Silence at the other end. Only the background noise of the restaurant and the bouzouki for five seconds.

‘A gun? What the fuck happened, my friend?’

‘We can talk about that when you come back home. When?’

More silence.

‘Wednesday. I promise you Wednesday, my friend! But what the hell. .?’

He gave Vasilis his own mobile number, but not that of the hotel.

‘Take care!’

‘I will.’

Now his throat really was itching.

To be on the safe side, he changed his hotel on the Monday. You never knew. That damned bookseller and that woman. He moved into a third-class boarding house out at Lykabettos, paid in advance and didn’t need to show his passport. Lay on his bed for hours, thinking about Mersault in Camus’s The Outsider. Felt neither hungry nor thirsty.

He had no desire to get up and sit by the window, looking at passing girls. Like Mersault. Even if there had been any in the narrow alley. Even if it had been overflowing with pussy.

He thought about his mother instead.

Thought about a Greek saying. A Greek man loves himself and his mother all his life. His wife for six months.

Anger had begun to boil up inside him; and disgust. He kept it hidden, but it bubbled away inexorably and made the room rotate slowly whenever he closed his eyes. The noise from the street and the rest of the building was also distorted when his eyes were closed, sounds became oppressive and insistent, seemed to join forces with the movement of the room and forced themselves inside him. Even so, he found it difficult not to keep his eyes closed. It was somehow alluring.

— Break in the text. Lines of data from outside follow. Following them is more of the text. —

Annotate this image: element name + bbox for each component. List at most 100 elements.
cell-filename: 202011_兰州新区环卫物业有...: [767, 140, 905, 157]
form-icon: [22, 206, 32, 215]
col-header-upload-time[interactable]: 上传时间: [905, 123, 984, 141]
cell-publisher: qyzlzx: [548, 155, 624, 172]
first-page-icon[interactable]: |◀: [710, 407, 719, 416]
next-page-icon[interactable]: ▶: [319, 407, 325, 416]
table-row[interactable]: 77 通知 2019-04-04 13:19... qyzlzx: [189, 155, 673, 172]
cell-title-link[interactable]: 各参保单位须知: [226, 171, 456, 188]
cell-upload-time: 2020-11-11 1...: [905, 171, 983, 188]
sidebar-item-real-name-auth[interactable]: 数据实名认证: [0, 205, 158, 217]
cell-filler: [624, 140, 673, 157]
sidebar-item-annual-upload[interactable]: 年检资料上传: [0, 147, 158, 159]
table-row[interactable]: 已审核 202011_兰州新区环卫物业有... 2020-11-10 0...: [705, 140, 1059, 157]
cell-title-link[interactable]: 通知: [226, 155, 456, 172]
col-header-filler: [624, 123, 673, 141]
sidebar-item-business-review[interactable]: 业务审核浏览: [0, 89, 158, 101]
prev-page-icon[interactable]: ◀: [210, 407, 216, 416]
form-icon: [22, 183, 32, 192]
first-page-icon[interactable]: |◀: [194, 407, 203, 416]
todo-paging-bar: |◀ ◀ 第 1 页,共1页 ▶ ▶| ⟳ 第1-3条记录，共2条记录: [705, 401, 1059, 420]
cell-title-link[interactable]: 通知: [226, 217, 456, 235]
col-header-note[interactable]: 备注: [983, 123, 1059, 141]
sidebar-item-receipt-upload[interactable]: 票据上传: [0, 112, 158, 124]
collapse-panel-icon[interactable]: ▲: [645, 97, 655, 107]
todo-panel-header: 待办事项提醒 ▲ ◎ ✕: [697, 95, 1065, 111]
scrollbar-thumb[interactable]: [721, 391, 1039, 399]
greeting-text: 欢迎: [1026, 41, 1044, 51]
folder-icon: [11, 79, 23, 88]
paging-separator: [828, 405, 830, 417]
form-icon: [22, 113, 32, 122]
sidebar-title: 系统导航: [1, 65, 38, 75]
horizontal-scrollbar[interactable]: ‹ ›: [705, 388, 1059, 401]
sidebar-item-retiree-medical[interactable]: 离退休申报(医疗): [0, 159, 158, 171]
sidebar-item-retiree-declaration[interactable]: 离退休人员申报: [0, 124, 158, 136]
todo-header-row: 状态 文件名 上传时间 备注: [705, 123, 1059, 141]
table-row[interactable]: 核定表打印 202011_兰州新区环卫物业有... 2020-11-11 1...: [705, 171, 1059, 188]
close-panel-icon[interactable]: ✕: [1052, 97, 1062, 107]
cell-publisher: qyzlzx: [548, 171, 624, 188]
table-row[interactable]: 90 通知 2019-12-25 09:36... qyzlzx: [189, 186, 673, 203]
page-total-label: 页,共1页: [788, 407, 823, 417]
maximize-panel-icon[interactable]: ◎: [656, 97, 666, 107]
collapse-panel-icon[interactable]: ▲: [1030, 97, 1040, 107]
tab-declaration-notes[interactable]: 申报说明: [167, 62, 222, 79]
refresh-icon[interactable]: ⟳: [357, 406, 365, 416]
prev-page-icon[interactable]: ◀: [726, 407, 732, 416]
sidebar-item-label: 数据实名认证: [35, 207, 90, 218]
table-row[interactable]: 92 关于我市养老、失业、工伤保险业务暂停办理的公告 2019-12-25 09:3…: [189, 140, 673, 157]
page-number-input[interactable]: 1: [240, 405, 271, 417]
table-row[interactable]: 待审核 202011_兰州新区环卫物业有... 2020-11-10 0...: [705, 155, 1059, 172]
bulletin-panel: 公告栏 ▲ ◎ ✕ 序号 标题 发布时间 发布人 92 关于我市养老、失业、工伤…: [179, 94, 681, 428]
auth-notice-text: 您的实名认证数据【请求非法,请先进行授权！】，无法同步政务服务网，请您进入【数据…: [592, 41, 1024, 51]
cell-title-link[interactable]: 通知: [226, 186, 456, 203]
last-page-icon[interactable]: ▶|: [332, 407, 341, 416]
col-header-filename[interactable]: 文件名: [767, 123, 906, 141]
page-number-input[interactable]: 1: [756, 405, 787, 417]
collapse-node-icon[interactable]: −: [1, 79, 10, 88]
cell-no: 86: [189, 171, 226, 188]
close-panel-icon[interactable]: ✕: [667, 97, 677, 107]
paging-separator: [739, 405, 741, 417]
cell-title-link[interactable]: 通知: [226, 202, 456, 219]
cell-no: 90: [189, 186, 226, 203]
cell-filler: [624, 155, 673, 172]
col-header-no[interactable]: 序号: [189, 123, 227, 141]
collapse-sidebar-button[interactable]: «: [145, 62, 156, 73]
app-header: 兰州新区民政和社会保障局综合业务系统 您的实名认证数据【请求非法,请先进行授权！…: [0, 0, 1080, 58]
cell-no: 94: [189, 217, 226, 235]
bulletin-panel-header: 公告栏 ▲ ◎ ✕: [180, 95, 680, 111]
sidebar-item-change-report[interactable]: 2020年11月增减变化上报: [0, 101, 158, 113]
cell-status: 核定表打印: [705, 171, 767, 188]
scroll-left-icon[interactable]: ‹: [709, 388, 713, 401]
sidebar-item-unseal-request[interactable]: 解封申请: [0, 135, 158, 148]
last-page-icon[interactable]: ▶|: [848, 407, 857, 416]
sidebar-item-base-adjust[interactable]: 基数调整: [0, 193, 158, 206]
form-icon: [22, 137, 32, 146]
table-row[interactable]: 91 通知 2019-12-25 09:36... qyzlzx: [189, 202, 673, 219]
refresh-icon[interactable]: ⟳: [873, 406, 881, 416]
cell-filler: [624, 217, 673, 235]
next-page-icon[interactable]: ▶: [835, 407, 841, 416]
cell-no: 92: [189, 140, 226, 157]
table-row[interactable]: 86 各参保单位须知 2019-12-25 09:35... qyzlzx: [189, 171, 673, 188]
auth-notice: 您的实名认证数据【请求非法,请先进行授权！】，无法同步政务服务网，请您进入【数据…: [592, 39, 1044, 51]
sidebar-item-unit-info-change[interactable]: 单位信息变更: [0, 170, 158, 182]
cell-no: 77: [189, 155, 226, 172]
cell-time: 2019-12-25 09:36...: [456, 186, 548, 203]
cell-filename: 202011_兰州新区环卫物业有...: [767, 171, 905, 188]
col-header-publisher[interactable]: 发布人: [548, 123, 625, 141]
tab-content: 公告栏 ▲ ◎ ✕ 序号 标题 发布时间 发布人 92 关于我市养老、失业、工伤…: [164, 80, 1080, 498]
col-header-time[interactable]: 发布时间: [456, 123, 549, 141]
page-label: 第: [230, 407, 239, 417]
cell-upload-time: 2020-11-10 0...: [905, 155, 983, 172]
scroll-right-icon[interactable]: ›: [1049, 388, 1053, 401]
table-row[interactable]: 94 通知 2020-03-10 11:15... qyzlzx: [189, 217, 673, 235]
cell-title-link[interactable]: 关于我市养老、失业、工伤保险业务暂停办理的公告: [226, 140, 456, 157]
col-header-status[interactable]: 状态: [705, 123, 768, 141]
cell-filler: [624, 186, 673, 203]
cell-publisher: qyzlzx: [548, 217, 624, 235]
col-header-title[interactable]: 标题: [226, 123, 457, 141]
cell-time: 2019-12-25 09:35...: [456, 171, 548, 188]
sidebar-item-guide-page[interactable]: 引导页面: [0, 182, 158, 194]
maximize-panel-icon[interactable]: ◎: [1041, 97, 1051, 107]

A sort of battle. A wrestling match with his mother, his anger and his disgust. Eyes closed. It was a blind struggle, with the noise and the rotation of the room its way of expressing itself. His mobile was switched off. At one point as darkness began to fall with incredible speed, he went out to the bathroom in the corridor and tried to be sick. But he failed. He lay on the bed again, ripped the sticking plaster off the back of his hand and contemplated the ravaged skin.

He waited until it was completely dark, then went out into the town.

Came back after midnight, slightly drunk on ouzo and cheap retsina. No food — there was no space inside him for food. Apart from a few olives and a lump of feta cheese one of the taverna owners had offered him without charge. He smoked another ten or twelve cigarettes while lying on the bed, and fell asleep, feeling sweaty and rather sick, at turned three.

There was a sort of emptiness that he soon felt unable to fill any longer.

He dreamed about the fire, and his mother. About how he sucked her nipples for the last time on the day of his twelfth birthday. I have no milk any more, and you’re a man now. Never forget that you are a man, and that no woman shall deny you anything you want — not even your mother. Believe me when I say this.